[edit]
FasterVoxelPose+: Fast and Accurate Voxel-based 3D Human Pose Estimation by Depth-wise Projection Decay
Proceedings of the 15th Asian Conference on Machine Learning, PMLR 222:1763-1778, 2024.
Abstract
In terms of multi-person multi-view 3D pose estimation, voxel-based methods gain promising accuracy by directly manipulating features in 3D space. Since their high computational cost prevents them from practical applications, Faster VoxelPose was proposed to address this complication by re-projecting the 3D feature volume onto coordinate planes, which greatly improved the efficiency of the model.

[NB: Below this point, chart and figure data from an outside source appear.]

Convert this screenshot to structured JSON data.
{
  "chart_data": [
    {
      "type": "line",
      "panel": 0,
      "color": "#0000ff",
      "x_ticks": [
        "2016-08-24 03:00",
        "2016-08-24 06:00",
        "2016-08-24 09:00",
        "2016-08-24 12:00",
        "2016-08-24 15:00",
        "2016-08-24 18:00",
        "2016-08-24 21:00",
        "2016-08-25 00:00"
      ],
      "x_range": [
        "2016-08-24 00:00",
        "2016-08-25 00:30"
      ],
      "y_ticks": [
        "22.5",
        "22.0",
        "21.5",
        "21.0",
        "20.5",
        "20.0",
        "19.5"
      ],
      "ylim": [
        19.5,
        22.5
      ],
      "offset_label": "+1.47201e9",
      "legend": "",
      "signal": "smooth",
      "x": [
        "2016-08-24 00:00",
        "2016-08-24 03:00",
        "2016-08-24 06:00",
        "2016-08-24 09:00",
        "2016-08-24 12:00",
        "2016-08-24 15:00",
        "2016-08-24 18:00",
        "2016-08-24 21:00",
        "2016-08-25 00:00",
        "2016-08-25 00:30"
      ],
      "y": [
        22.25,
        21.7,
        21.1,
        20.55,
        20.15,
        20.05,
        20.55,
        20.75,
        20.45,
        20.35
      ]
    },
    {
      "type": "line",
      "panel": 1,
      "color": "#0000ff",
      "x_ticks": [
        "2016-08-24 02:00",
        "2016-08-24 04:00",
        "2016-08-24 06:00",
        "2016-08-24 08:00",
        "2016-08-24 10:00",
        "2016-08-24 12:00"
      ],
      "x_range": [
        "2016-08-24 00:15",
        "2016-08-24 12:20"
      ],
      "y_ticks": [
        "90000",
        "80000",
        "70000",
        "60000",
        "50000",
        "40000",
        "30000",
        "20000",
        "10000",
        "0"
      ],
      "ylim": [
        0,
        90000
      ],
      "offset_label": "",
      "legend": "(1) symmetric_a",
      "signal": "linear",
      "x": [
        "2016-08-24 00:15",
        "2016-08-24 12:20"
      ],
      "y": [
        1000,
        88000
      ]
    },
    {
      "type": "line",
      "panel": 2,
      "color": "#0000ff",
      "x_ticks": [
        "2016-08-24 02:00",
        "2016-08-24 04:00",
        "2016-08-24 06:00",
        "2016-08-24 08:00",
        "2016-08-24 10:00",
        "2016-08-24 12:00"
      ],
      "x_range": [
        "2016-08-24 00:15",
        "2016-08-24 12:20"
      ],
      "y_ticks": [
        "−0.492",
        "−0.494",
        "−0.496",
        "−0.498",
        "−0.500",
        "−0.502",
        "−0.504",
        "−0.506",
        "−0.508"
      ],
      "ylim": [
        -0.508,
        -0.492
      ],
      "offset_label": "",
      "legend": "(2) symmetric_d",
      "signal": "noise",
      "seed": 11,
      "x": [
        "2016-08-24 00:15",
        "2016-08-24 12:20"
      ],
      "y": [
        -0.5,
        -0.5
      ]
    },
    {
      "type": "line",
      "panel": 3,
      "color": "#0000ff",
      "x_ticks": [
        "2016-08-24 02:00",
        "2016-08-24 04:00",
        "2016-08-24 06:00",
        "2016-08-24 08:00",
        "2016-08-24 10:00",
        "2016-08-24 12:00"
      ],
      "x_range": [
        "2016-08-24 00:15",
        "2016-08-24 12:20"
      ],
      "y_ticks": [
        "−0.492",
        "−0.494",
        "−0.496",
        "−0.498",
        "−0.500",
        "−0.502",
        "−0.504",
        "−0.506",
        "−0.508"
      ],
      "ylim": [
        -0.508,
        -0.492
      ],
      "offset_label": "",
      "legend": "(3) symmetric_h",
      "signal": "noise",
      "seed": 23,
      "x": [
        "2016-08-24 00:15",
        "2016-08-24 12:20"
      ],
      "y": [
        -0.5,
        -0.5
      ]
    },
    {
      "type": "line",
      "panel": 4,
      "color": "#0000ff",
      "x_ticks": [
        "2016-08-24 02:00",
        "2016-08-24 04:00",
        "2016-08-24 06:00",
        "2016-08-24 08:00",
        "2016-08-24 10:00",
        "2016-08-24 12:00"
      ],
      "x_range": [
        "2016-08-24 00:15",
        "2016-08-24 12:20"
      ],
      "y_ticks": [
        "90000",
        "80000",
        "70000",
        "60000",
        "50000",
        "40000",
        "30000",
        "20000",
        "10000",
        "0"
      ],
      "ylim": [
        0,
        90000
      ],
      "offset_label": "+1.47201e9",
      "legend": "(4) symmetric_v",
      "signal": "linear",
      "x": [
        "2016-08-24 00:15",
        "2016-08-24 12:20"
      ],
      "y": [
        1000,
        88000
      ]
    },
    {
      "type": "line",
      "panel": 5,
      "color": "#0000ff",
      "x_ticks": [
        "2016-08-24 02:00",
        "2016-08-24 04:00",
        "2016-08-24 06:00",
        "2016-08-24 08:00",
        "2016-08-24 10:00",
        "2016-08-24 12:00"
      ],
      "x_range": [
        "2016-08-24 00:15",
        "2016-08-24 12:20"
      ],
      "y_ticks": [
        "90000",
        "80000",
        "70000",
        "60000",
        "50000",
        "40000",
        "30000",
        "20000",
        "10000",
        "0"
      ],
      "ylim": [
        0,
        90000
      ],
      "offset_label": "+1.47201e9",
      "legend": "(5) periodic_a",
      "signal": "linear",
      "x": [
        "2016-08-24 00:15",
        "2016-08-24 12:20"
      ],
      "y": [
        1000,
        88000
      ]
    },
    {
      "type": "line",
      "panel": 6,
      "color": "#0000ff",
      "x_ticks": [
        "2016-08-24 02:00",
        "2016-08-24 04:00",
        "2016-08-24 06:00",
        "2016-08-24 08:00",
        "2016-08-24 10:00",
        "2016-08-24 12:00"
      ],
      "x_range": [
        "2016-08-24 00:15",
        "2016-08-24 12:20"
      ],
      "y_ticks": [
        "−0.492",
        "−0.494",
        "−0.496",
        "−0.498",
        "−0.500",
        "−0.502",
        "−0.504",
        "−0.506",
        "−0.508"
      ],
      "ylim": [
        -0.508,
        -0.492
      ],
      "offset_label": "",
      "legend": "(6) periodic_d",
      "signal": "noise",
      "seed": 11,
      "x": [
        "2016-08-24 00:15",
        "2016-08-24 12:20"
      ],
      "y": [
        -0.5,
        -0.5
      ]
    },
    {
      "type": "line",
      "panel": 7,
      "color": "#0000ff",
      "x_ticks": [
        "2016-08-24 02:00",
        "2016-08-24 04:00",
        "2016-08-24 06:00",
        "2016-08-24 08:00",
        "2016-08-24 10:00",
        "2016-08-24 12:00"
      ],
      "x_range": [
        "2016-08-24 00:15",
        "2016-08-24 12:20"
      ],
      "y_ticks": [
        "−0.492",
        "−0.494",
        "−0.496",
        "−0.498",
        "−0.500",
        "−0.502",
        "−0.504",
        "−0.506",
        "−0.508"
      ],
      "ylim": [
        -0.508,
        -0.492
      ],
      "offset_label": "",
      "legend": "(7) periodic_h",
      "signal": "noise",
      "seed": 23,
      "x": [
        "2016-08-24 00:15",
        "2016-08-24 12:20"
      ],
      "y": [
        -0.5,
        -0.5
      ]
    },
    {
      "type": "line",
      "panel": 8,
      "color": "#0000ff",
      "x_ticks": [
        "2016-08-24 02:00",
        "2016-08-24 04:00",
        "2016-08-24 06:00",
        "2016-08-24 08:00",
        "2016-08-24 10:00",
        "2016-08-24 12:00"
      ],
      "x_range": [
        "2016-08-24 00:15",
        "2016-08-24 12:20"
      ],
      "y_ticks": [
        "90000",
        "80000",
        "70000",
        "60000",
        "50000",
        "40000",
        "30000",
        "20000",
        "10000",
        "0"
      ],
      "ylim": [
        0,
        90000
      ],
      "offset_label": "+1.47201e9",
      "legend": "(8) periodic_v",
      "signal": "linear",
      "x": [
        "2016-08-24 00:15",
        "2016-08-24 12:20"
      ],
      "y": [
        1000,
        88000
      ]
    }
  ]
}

However, it suffers from an obvious performance drop, especially when there are fewer cameras. In this paper, we propose a more accurate real-time 3D pose estimation method, FasterVoxelPose+, to address the above problem. We have made two improvements to the previous methods. First, we propose a novel method for constructing voxel feature volume called Depth-wise Projection Decay (DPD). It introduces extra depth information to the projection to alleviate depth ambiguity. Second, we design an Encoder-Decoder Network for processing the re-projected voxel features to further push up the performance of the model. Our method obtains 17.42mm MPJPE on Panoptic with real-time speed and can be easily used in other voxel-based models.